The second part of the exercise was to do with 3D modelling and rendering. As always we’re working with Rhino. It’s a good 3D program, especially version 5 (you can see the ‘artistic’ line drawing mode images in the gallery below) and really works for us. When it came to rendering we started first with VRay. It’s really a very neat renderer, even though it can be sometimes quite tricky to get the materials and illumination right. There are, however, 2 drawbacks for us: First of all, VRay only works on PCs and secondly, it’s working like a plug-in to Rhino. Which means you need Rhino running on the same computer, which is likely to be your working computer, so unless you have a second copy of it, your productivity grinds to a standstill.

The next. image in the gallery is rendered using VRay… and we’re in two minds about the result. It’s kind of nice, very realistic in some aspects. But then again, we haven’t made up our minds if it’s beautifully calm or just slightly dead.

So we gave Keyshot a test run. It’s really easy to use generally, works for Mac and PC, is stand alone… what more could we ask for? Keyshot is mainly geared towards product and transportation design, so our interior model was a tricky task (mainly because Keyshot takes it’s illumination primarily from the HDRI backgrounds, but luckily one can create light sources independently, too). We had 15 days of trail period to get to know the program and end up with one or two renderings that would give us the feeling that the software would indeed be suitable for what we do. The bottom line is: 3D rendering is never an easy, straight forward tasks if that’s not your main job. In order to create the perfect result you’d have to work with hundreds of parameters. That starts by choosing and tweaking materials, finding the right viewing angles and applying the right background images. Depending on the size and / or scale of the model, materials sometimes behave differently. HDRI images can create all sorts of headaches, too. Some don’t deliver the right light, some deliver seemingly too much (causing the white noise you can see in some renderings). And then there’s the light! You can adjust the overall brightness / gamma. Or the brightness and contrast of the HDRI. Or you tweak every single light source. If you have the time and the mind set for fiddling with these things, it’s great fun, but honestly, we hope that when one day we’re against a deadline with a rendering, we’d better have figured out some bullet proof way to get to the results.

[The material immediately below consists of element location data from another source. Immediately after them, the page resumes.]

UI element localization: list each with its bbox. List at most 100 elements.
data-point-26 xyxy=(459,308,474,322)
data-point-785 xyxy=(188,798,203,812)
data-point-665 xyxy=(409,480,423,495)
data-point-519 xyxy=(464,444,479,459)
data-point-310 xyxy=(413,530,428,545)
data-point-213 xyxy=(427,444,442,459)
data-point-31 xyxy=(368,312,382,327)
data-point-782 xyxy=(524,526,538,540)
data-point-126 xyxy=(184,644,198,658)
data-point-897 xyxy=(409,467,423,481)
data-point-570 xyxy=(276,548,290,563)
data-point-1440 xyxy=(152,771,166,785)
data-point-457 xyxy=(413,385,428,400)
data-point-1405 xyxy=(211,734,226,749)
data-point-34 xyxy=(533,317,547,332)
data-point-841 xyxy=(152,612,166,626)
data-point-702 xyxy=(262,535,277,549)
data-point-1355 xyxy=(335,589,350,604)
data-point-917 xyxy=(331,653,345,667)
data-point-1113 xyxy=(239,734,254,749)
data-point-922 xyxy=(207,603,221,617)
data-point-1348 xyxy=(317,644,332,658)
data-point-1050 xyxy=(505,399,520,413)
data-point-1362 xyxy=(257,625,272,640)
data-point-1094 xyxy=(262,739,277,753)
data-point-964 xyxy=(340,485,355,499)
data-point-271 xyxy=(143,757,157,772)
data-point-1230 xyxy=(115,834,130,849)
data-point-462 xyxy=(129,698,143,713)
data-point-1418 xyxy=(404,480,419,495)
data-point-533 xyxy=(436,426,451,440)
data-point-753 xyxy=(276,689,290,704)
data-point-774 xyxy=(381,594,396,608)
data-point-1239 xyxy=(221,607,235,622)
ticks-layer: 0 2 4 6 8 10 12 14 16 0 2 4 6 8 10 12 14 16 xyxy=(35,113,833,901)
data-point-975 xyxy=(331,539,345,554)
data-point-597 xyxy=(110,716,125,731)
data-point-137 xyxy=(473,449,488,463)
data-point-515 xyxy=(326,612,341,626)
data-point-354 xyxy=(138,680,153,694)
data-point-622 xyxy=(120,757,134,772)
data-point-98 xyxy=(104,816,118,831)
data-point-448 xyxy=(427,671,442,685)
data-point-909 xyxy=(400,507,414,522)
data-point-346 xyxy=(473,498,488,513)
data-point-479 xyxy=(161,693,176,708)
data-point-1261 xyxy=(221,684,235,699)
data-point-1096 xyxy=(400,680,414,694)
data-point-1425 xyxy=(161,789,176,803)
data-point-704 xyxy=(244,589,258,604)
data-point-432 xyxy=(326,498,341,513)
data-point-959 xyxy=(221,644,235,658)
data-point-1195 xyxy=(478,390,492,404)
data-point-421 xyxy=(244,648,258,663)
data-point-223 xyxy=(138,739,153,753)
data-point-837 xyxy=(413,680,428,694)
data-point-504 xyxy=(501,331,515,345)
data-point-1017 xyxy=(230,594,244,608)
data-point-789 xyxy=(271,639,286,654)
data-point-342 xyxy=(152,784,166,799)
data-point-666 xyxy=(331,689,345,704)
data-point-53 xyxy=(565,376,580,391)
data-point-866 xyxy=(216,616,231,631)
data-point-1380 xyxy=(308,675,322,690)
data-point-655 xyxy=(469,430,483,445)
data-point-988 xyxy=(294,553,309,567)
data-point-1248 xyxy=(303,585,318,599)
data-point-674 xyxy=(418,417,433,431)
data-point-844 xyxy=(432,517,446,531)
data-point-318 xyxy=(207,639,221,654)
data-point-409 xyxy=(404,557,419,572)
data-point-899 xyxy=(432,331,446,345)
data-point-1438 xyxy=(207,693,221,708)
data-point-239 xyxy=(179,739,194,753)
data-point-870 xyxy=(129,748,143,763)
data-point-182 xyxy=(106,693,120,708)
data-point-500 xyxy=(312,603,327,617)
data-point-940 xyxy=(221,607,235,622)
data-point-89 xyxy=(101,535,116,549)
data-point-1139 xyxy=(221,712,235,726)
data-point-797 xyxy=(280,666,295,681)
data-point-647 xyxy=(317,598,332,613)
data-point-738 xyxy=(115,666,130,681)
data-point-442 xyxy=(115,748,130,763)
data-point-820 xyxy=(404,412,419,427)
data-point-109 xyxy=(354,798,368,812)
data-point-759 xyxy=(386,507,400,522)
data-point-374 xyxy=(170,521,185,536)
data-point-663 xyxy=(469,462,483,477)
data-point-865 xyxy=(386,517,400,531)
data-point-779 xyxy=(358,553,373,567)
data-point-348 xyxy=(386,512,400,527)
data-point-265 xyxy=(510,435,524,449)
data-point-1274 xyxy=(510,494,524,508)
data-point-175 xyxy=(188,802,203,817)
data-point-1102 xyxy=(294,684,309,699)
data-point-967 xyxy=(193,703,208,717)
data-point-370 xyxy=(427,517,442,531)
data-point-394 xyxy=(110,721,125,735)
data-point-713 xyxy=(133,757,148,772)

For the time being we’re quite happy with what we’ve achieved with Keyshot and it’s the most likely candidate for when we buy our next render software (we haven’t tested Bunkspeed yet, which is similar in it’s approach and we’ve seen brilliant examples, but unfortunately it’s a PC only software again, depending on high end graphic cards to make the most of it).

In the meantime, we hope you like our ‘Moonflower’ concept. Maybe we should put it in the ‘portfolio’ section instead?